Criminal Law

White-Collar Crime

White-collar crimes are typically nonviolent crimes committed in a commercial context by a professional or manager for financial gain. The most common white-collar crimes include embezzlement, fraud, bribery, insider trading, tax evasion, and money laundering.

Businesspeople and government officials who commit nonviolent crimes within a business setting to make money are guilty of white-collar crime. These crimes are often difficult to prosecute because the wrongdoers can use sophisticated methods to hide their illegal activities. Whistleblowers, people who disclose wrongdoing of a person or organization, have a fundamental role in identifying white-collar crime because they report activity that is usually not identifiable outside the organization. Both state and federal statutes identify activities that are white-collar crimes. At the federal level, the Federal Bureau of Investigation, U.S. Secret Service, U.S. Customs and Border Protection, Environmental Protection Agency, Securities and Exchange Commission, and Internal Revenue Service enforce federal white-collar crime law. The states have their own agencies to enforce their statutes on white-collar crime.

The most common white-collar crimes include embezzlement, fraud, bribery, insider trading, tax evasion, and money laundering. Embezzlement is the fraudulent conversion of property that is in the perpetrator's possession. An example of embezzlement is when a person has access to someone else's money for the purpose of monitoring it but then misappropriates the money for their own personal gain. Conversion is the intentional and permanent removal of property from the rightful owner's possession and control. Fraud is when a person deliberately deceives another for the purpose of obtaining money or property and that person is injured by the deception. Types of fraud include securities fraud, insurance fraud, Ponzi schemes, and business fraud.

Insider trading is the illegal use of material, nonpublic information to trade on the stock exchange for one's own benefit. Bribery is the offering, giving, soliciting, or receiving of money or property to influence a person's conduct. Tax evasion is the illegal nonpayment or underpayment of tax, often from omitting or modifying financial information.

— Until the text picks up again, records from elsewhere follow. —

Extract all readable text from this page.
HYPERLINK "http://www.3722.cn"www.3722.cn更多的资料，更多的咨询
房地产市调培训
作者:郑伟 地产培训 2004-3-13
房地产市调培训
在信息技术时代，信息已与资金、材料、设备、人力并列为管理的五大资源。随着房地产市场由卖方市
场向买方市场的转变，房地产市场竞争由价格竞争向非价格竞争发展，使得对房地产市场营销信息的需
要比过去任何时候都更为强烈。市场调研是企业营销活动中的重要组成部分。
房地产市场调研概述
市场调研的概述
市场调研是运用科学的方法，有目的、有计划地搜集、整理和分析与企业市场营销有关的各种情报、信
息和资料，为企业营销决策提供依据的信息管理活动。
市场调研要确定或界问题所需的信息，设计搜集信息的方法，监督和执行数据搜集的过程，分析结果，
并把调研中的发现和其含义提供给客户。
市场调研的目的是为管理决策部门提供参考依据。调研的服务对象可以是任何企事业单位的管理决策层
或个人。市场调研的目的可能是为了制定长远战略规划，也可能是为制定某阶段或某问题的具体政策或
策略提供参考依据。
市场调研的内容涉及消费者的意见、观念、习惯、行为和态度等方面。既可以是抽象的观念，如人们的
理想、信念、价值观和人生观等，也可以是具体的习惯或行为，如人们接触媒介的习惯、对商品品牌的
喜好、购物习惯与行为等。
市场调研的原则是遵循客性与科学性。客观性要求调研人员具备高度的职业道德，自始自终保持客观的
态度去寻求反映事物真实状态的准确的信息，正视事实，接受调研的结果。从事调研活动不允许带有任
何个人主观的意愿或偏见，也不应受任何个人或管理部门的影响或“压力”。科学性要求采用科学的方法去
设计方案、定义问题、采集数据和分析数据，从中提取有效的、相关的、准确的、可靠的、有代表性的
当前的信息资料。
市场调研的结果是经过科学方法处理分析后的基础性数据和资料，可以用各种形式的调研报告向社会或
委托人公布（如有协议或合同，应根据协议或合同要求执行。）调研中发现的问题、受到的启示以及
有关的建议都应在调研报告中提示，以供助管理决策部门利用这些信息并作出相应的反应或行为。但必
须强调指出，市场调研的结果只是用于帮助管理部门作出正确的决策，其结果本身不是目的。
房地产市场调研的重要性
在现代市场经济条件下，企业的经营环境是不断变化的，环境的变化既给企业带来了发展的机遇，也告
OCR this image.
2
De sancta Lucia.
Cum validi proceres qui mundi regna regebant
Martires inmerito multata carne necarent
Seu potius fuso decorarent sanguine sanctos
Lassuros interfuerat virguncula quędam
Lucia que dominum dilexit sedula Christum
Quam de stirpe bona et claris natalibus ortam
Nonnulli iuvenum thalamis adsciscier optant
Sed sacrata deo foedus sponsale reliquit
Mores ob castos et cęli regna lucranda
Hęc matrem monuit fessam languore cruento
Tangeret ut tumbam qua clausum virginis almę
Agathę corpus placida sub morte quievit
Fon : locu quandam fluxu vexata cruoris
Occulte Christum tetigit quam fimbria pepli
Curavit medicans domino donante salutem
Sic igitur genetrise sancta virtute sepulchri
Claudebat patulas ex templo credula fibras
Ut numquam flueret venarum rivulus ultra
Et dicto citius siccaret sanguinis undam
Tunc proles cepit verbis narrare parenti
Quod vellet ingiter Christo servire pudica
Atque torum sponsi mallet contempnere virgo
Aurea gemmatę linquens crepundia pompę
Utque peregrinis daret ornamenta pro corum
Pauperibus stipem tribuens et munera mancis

Money laundering is when money from criminal activity is made to look as if it were gained legitimately. Besides the prosecution of the individual wrongdoer for these white-collar crimes, the government can also sanction corporations for the acts of their employees. Other penalties for individual defendants who commit white-collar crime include fines, paying prosecution costs, home detention, forfeiture, restitution, supervised release, and incarceration.